Поднимая Дерека с кресла, Томас сказал:

— Плохой

идет, тебе нужно уйти, быстро, как я и говорил, немедленно!

Дерек тупо посмотрел на него, потом улыбнулся, предположив, что Томас хочет быть таким же забавным, как «Три комика». Он забыл об обещании, которое дал Томасу. Забыл о том, что ему может грозить опасность.

Снова забавно-странный свист. Снова ветер.

Подтолкнув Дерека к двери, Томас крикнул:

— Беги!

Свист прекратился, ветер стих, и внезапно, из ниоткуда, в комнате появился Плохой. Между ними и открытой дверью.

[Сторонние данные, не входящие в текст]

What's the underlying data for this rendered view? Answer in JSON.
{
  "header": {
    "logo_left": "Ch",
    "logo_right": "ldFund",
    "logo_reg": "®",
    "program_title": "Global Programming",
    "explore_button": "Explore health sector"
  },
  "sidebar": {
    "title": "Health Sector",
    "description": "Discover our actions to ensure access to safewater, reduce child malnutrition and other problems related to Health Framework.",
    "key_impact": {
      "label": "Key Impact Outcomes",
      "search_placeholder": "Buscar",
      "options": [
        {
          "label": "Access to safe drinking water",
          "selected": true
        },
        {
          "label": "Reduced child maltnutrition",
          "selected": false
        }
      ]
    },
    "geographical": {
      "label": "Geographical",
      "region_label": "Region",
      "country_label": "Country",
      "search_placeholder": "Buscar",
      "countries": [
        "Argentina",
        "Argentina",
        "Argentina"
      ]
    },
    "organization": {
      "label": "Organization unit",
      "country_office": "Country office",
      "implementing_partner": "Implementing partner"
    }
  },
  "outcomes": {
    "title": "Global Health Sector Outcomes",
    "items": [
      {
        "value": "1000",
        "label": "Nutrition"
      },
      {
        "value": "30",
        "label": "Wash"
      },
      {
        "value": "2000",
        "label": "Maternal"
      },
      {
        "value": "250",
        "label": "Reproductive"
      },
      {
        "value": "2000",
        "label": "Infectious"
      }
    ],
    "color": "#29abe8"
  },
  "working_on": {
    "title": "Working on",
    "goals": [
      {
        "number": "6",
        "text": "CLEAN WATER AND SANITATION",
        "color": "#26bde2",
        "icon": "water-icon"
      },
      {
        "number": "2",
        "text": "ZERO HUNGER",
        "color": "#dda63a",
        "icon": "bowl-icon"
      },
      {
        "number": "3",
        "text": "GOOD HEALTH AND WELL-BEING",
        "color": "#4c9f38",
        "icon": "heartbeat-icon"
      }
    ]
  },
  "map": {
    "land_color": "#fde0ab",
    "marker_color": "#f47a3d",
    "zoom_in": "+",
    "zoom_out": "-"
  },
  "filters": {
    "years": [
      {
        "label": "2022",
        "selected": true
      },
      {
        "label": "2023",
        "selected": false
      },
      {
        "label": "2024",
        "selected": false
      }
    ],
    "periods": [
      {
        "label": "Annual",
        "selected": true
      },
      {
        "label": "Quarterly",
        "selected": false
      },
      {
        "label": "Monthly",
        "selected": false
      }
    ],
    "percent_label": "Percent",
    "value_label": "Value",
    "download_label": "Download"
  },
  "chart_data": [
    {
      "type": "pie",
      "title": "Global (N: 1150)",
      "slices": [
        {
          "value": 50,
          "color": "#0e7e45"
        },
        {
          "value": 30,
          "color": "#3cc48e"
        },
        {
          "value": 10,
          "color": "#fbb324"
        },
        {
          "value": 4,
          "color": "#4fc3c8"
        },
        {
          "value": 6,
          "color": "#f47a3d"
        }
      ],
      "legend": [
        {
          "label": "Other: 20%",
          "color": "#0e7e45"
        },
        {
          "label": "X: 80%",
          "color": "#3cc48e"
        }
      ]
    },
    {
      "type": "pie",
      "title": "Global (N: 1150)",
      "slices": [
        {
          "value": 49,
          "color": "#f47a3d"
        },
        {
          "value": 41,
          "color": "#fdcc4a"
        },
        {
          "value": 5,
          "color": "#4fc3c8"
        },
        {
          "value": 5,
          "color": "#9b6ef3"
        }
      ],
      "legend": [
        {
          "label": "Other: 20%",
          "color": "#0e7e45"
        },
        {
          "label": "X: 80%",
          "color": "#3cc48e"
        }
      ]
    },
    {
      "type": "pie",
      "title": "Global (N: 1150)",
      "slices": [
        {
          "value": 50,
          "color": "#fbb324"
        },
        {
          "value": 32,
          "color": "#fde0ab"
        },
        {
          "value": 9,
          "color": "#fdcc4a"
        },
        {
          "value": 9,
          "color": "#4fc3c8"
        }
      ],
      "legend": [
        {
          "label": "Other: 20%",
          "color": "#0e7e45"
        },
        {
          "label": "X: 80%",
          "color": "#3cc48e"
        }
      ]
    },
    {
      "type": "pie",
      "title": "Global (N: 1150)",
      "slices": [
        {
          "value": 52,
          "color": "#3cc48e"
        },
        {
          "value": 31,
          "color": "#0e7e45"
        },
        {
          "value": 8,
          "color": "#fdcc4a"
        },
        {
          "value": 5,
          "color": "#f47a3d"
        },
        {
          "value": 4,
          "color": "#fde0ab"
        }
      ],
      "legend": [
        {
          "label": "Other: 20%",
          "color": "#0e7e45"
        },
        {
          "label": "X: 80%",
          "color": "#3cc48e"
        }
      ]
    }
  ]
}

Это был человек, о чем Томас уже знал, но и нечто большее, чем обычный человек. То была тьма в образе человеческом, словно часть ночи прошла сквозь окно, и не потому, что он был в черной футболке и черных джинсах. Внутри он тоже был черным, это Томас понял с первого взгляда.

Дерек испугался. Теперь, увидев Плохого, он и сам, без подсказки Томаса, понимал, что это Плохой. Не понимал он другого: бежать уже поздно — и двинулся на Плохого, возможно, надеясь протиснуться мимо него. Должно быть, об этом он и подумал, потому что даже Дерек не мог быть настолько туп, чтобы пытаться сбить Плохого с ног, таким тот был громадным.

Плохой схватил Дерека и поднял, прежде чем тот начал протискиваться, оторвал от пола, словно он весил не больше подушки. Дерек закричал, и Плохой швырнул его в стену с такой силой, что крик оборвался, а фотографии отца, матери и брата Дерека упали со стены, не с той, о которую ударился Дерек, а с другой, противоположной, у которой стояла его кровать.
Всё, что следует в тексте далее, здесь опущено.